The given family of curves are

$x^{2}+y^{2}=c$

Differentiating w.r.t. $x$ , we get

$2 x+2 y(d y / d x)=0\\ x+y(d y / d x)=0 ...(i)$

Replacing

$\frac{d y}{d x}\ by \ \frac{\frac{d y}{d x}-\tan 45^{\circ}}{1+\frac{d y}{d x} \tan 45^{\circ}}= \frac{\frac{d y}{d x}-1}{1+\frac{d y}{d x}}$

in Eq. (i), we get

$x+y\left(\frac{\frac{d y}{d x}-1}{1+\frac{d y}{d x}}\right)=0$

$\begin{aligned} &x\left(1+\frac{d y}{d x}\right)+y\left(\frac{d y}{d x}-1\right)=0 \\ &\Rightarrow \quad(x+y) \frac{d y}{d x}=(y-x) \\ &\Rightarrow \quad \frac{d y}{d x}=\frac{y-x}{y+x} \quad \ldots(\mathrm{ii}) \end{aligned}$

which is a homogeneous differential equation.

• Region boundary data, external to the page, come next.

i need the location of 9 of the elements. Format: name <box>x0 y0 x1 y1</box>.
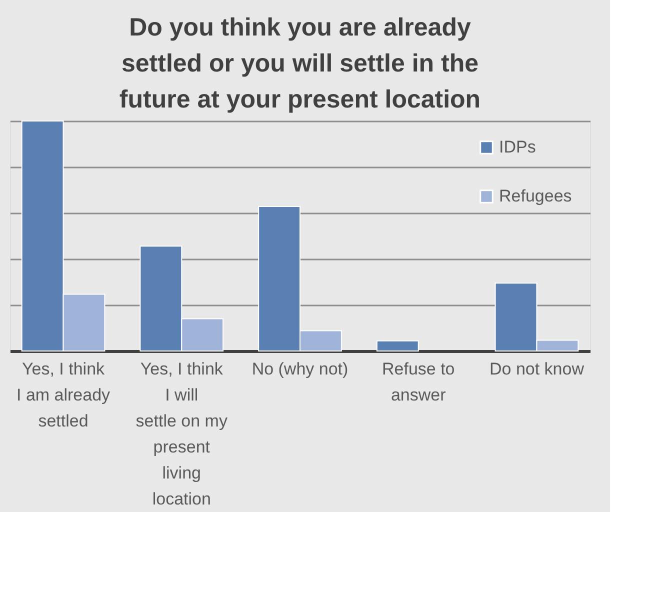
x-tick-label: No (why not) <box>252 360 348 378</box>
x-tick-label: Yes, I think I am already settled <box>16 360 111 430</box>
legend-label: Refugees <box>499 186 572 206</box>
legend-label: IDPs <box>499 138 536 156</box>
x-tick-label: Refuse to answer <box>382 360 455 404</box>
x-tick-label: Do not know <box>489 360 585 378</box>
chart-title: Do you think you are already settled or you will settle in the future at your present location <box>119 14 481 114</box>
x-tick-label: Yes, I think I will settle on my present living location <box>136 360 228 508</box>
bar <box>376 340 419 352</box>
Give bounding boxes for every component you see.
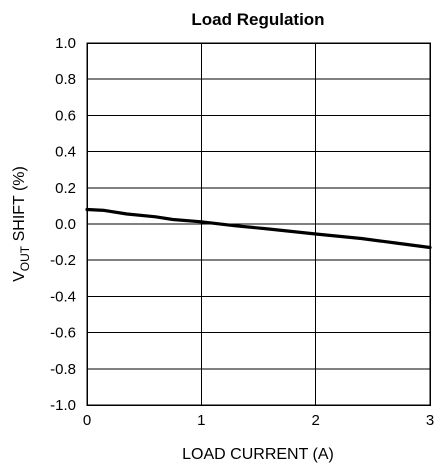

$\begin{aligned} &\text { Put } y=v x \Rightarrow \frac{d y}{d x}=v+x \frac{d v}{d x} \\ &\Rightarrow \quad v+x \frac{d v}{d x}=\frac{v-1}{v+1} \\ &\Rightarrow \quad x \frac{d v}{d x}=\frac{v-1}{v+1}-v=\frac{v-1-v^{2}-v}{v+1} \\ &\Rightarrow \quad\left(\frac{v+1}{v^{2}+1}\right) d v=-\frac{d x}{x} \end{aligned}$

Integrating, we get

$\begin{aligned} &\frac{1}{2} \log \left|v^{2}+1\right|+\tan ^{-1} v=c_1-\log x \\ &\Rightarrow \quad \log \left|x^{2}+y^{2}\right|+\tan ^{-1}\left(\frac{y}{x}\right)=c_1 \end{aligned}$

Which is the required isogonal trajectories of the given family of curves.